Yes, yes, I know: satire. But while everything that surrounds the protagonist is the stuff of a lampoon, young Jerome Platz himself is played almost completely straight. In a somewhat melancholy way, the film does poke fun of his aspirations of becoming a Great Artist, and, as Picasso reportedly could, landing the most beautiful girl in the school/in the city/in the world. But the various crises spurred by the shallowness and stupidity of those around him seem false because he is surrounded by parodies of real people.
The film is very funny in spots. It would be difficult for it not to be, with a cast that includes John Malkovich, Anjelica Huston and Steve Buscemi. Zwigoff and his actors have a way with body language, and many of the laughs come from subtle touches: I love the way Jerome looks over his shoulder in bewilderment at his drawing teacher’s paintings of triangles, after the latter triumphantly declares that it took him 25 years to learn to paint this way. It is a considerable consolation that Zwigoff, at least, brings back much of the mean, off-kilter humor that made Ghost World and Bad Santa cult hits.
Alas, Art School Confidential is missing those films’ emotional core. Bad Santa was the height of silliness, but Zwigoff and Thornton made us believe it: the world the characters inhabited seemed to fit together, and the plot made a sick sort of sense. This movie seems desperately contrived, with supporting characters and plot developments introduced to put the protagonist through the motions. There is a moment late in the film when Jerome discovers something about the school that crushes his dreams, and it should have been touching — it almost got there; I felt it.

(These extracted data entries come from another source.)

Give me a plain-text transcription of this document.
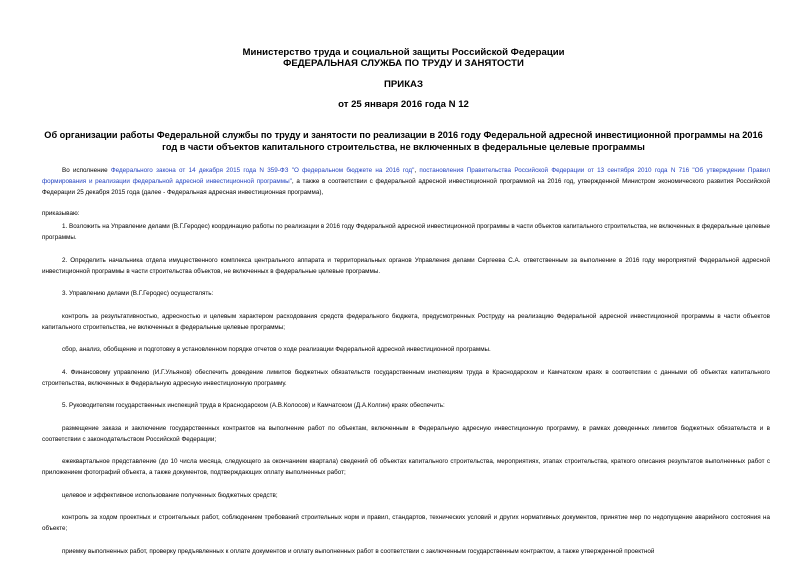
Министерство труда и социальной защиты Российской Федерации
ФЕДЕРАЛЬНАЯ СЛУЖБА ПО ТРУДУ И ЗАНЯТОСТИ
ПРИКАЗ
от 25 января 2016 года N 12
Об организации работы Федеральной службы по труду и занятости по реализации в 2016 году Федеральной адресной инвестиционной программы на 2016 год в части объектов капитального строительства, не включенных в федеральные целевые программы

Во исполнение Федерального закона от 14 декабря 2015 года N 359-ФЗ "О федеральном бюджете на 2016 год", постановления Правительства Российской Федерации от 13 сентября 2010 года N 716 "Об утверждении Правил формирования и реализации федеральной адресной инвестиционной программы", а также в соответствии с федеральной адресной инвестиционной программой на 2016 год, утвержденной Министром экономического развития Российской Федерации 25 декабря 2015 года (далее - Федеральная адресная инвестиционная программа),

приказываю:

1. Возложить на Управление делами (В.Г.Геродес) координацию работы по реализации в 2016 году Федеральной адресной инвестиционной программы в части объектов капитального строительства, не включенных в федеральные целевые программы.

2. Определить начальника отдела имущественного комплекса центрального аппарата и территориальных органов Управления делами Сергеева С.А. ответственным за выполнение в 2016 году мероприятий Федеральной адресной инвестиционной программы в части строительства объектов, не включенных в федеральные целевые программы.

3. Управлению делами (В.Г.Геродес) осуществлять:

контроль за результативностью, адресностью и целевым характером расходования средств федерального бюджета, предусмотренных Роструду на реализацию Федеральной адресной инвестиционной программы в части объектов капитального строительства, не включенных в федеральные целевые программы;

сбор, анализ, обобщение и подготовку в установленном порядке отчетов о ходе реализации Федеральной адресной инвестиционной программы.

4. Финансовому управлению (И.Г.Ульянов) обеспечить доведение лимитов бюджетных обязательств государственным инспекциям труда в Краснодарском и Камчатском краях в соответствии с данными об объектах капитального строительства, включенных в Федеральную адресную инвестиционную программу.

5. Руководителям государственных инспекций труда в Краснодарском (А.В.Колосов) и Камчатском (Д.А.Колгин) краях обеспечить:

размещение заказа и заключение государственных контрактов на выполнение работ по объектам, включенным в Федеральную адресную инвестиционную программу, в рамках доведенных лимитов бюджетных обязательств и в соответствии с законодательством Российской Федерации;

ежеквартальное представление (до 10 числа месяца, следующего за окончанием квартала) сведений об объектах капитального строительства, мероприятиях, этапах строительства, краткого описания результатов выполненных работ с приложением фотографий объекта, а также документов, подтверждающих оплату выполненных работ;

целевое и эффективное использование полученных бюджетных средств;

контроль за ходом проектных и строительных работ, соблюдением требований строительных норм и правил, стандартов, технических условий и других нормативных документов, принятие мер по недопущение аварийного состояния на объекте;

приемку выполненных работ, проверку предъявленных к оплате документов и оплату выполненных работ в соответствии с заключенным государственным контрактом, а также утвержденной проектной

But like most other aspects of the film it seems a bit too arbitrary, too unexplainable. I am not even concerned with whether it makes sense considering what we know, though it doesn’t. Rather, I was disappointed that the revelation didn’t come as part of the story, seeming instead to have simply been unleashed by the screenwriter. It is shocking to see Zwigoff and Clowes struggle to such a degree with the mixture of drama and satire. I’m not sure whom I would have more eagerly trusted with this concept.